小説

『西出口』劇鼠らてこ(『賢淵(宮城県仙台市)』)

 その日は雨でした。
 突然の天気雨。天気予報では0%、朝に肌で感じた空気もカラっとしていたのに、夕方から土砂降りの雨。空にはまだ赤色が残っていて、けれどこうも降られてはさぁ大変。
 カバンを頭に乗せて、走っていく人。コンビニでビニール傘を買う人。初めから折り畳み傘を持っていた人。
 様々な人が夕空の街を駆け抜けていく中、私は一人、ポツンと立ちすくんだまま。
 というのも、今日持ち歩いているカバンには少しばかり重要な書類が入っていて、濡らせないし。どうせいつかは捨ててしまうようなビニール傘を、買う気にもなれないし。勿論の事折り畳み傘なんてもっていないし。
 だからどうしようかな、と。自宅の最寄り駅の西出口。距離にして1kmもない場所で立ち往生。こんな距離なので、タクシーを呼ぶのも憚られます。
 これはどうしたものだろうか、カバンを抱え込んで背を濡らして帰ろうかな、なんて思っていた所です。

「あの……お困りのようでしたら、傘、お貸ししましょうか?」
「え?」

 突然のことでした。左斜め後ろから、心配そうな声色の、男の人の声がかかったのです。
 誰かに声を掛けられる、なんて思っていなかったので、素っ頓狂な声を出してしまって。けれど、振り向けば、声をかけてきた人は青年……あどけなさの残る、二十代前半くらいの……年下の男の子で。
 そのあどけなさに、そのあまりにも心配そうな顔に、私はすっかり気を許してしまって、「あぁ、いえ、お気遣いありがとうございます」、なんて返してしまいました。
 すると男の子は、「あ、いえ、僕折り畳み傘持ってる、持ってますので!」と言って、赤い傘を一つ、私に押し付けてきたのです。
 どうして折り畳み傘と普通の傘の二本を持ち歩いていたのか、なんてことを聞く隙も無く、「それじゃあ!」と言って男の子は去っていってしまいました。

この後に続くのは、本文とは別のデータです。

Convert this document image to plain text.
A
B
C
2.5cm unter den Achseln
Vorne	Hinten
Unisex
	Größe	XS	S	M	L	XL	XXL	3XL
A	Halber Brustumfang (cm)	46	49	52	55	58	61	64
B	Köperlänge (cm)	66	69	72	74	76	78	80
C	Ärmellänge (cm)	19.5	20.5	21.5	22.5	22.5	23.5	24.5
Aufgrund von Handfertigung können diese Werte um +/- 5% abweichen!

 名前も、連絡先も知らない男の子。でも、世の中捨てたものじゃないなぁ、と。
 その日はその赤い傘を差して家路に尽きました。書類も私も無事濡れる事なく、本当に助かりました。
 ただ、翌日も、そのまた翌日も、男の子が駅に現れる事は無く、借りたまんまの傘が一つ、私の家に増える事となったのです。

 
 それから二週間ほど後の事です。
 その日もまた、あの日の様に天気雨で、晴れ空から降る豪雨に辟易していました。二週間前に裏切られたばかりだというのに私はまた天気予報を信じていて、だから傘を持っておらず、更にはまた、重要書類をカバンに抱えた状態。
 学ばない自分に落胆しつつ、あの日のようなことはもうないだろうな、なんて雨空をぼんやり眺めていた、その時。